Hier sieht man, mit welcher Kunstfertigkeit der junge Bildhauer Fuetsch die florale, an den Jugendstil gemahnende Umrahmung kopiert hat. 

 

Die beiden anderen Grabdenkmäler von Gliber, für die Familien Mair/Schmied und Schneeberger/Satttler, wurden beim Abbruch der Arkadenmauer bei der Erweiterung des Friedhofes  wohl zerstört.

Ludwig Jester

Auf dieser Aufnahme von der Primiz voin Dr. Ludwig Jester aus dem Jahre 1958  sieht man im Hintergrund das von Jakob Gliber geschaffene  Grabdenkmal für das Familiengrab Mair/Schmied, darstellend die Hl. Sofie, die gemeinsam mit ihren drei Töchtern den Märtyrertod gestorben ist. https://orthpedia.de/index.php/Sophia_und_ihre_drei_T%C3%B6chter,_M%C3%A4rtyrerinnen_in_Rom

 

Sophie Gliber (1854-1896) eine Nichte des Künstlers, hatte 1878 den Schmiedemeister Florian Mair vlg. Schmied geheiratet. Nach ihrem frühen Tod führte ihre Schwester Theresia den Haushalt beim Schmied. Im Sterbebuch wird sie als „ledige Inwohnerin“ beim Schmied bezeichnet.

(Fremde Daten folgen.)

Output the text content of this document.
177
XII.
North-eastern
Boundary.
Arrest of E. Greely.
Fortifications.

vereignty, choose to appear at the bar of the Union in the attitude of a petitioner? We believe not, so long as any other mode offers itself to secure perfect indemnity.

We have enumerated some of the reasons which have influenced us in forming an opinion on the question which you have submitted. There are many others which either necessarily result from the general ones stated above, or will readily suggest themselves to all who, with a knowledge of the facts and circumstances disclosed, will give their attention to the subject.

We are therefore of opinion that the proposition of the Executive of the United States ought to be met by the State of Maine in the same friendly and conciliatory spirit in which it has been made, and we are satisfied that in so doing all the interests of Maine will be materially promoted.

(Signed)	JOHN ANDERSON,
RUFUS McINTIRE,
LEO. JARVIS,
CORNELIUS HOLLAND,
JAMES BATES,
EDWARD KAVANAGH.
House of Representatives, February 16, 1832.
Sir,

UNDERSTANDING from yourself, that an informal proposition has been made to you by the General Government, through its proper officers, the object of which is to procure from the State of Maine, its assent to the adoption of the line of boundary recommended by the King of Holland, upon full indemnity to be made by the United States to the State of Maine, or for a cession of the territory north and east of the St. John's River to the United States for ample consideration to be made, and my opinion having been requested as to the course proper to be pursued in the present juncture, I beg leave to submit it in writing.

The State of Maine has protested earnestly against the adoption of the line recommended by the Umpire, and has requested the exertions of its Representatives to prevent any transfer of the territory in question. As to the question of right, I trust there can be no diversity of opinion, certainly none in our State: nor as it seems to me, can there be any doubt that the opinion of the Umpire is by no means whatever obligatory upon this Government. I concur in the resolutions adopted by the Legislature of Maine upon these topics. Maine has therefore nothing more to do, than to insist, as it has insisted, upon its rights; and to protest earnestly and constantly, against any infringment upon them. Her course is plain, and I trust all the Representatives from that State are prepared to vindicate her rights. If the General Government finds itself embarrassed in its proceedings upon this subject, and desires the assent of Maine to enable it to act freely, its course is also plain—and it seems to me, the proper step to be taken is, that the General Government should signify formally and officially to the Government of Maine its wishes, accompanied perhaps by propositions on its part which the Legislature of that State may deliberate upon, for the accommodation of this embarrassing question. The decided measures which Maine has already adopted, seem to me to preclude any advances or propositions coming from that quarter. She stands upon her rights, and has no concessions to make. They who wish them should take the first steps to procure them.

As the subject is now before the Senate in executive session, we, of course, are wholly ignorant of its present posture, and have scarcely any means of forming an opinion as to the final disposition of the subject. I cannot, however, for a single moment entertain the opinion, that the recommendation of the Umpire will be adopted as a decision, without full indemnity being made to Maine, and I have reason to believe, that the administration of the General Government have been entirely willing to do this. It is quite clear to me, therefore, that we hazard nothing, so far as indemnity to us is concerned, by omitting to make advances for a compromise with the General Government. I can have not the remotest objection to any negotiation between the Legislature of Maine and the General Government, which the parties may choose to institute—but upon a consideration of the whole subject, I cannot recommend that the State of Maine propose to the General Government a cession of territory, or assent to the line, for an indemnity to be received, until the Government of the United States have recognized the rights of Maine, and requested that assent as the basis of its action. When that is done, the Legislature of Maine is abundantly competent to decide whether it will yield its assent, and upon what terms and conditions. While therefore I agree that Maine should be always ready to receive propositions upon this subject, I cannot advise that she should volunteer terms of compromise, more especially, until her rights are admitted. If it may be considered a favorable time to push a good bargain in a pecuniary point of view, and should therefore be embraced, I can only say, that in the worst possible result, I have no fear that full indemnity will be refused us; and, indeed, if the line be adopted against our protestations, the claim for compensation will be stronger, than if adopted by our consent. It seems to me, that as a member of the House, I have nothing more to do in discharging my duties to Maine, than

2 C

Gliber schreibt in seinen Lebenserinnerungen (S. 40): 

 „Dann habe ich für den Mayer Schmid in Ainet ein/Grabdenkmahl in Terrakotte für seine Frau gemacht/die h. Sofie mit ihre Töchter die mitsamen gemartert/worden sind.“

 

 

 

Festtagstracht

Die beiden Frauen in der typischen Festtagstracht – Mair Josefine, vlg. Genischger und Klara – stehen hier in dieser Aufnahme von 1962 vor dem Familiengrab Schneeberger/Sattler, das ebenfalls Jakob Gliber geschaffen hatte. Es wurde wohl auch beim Abbruch der alten Friedhofsmauer mit den Arkaden zerstört.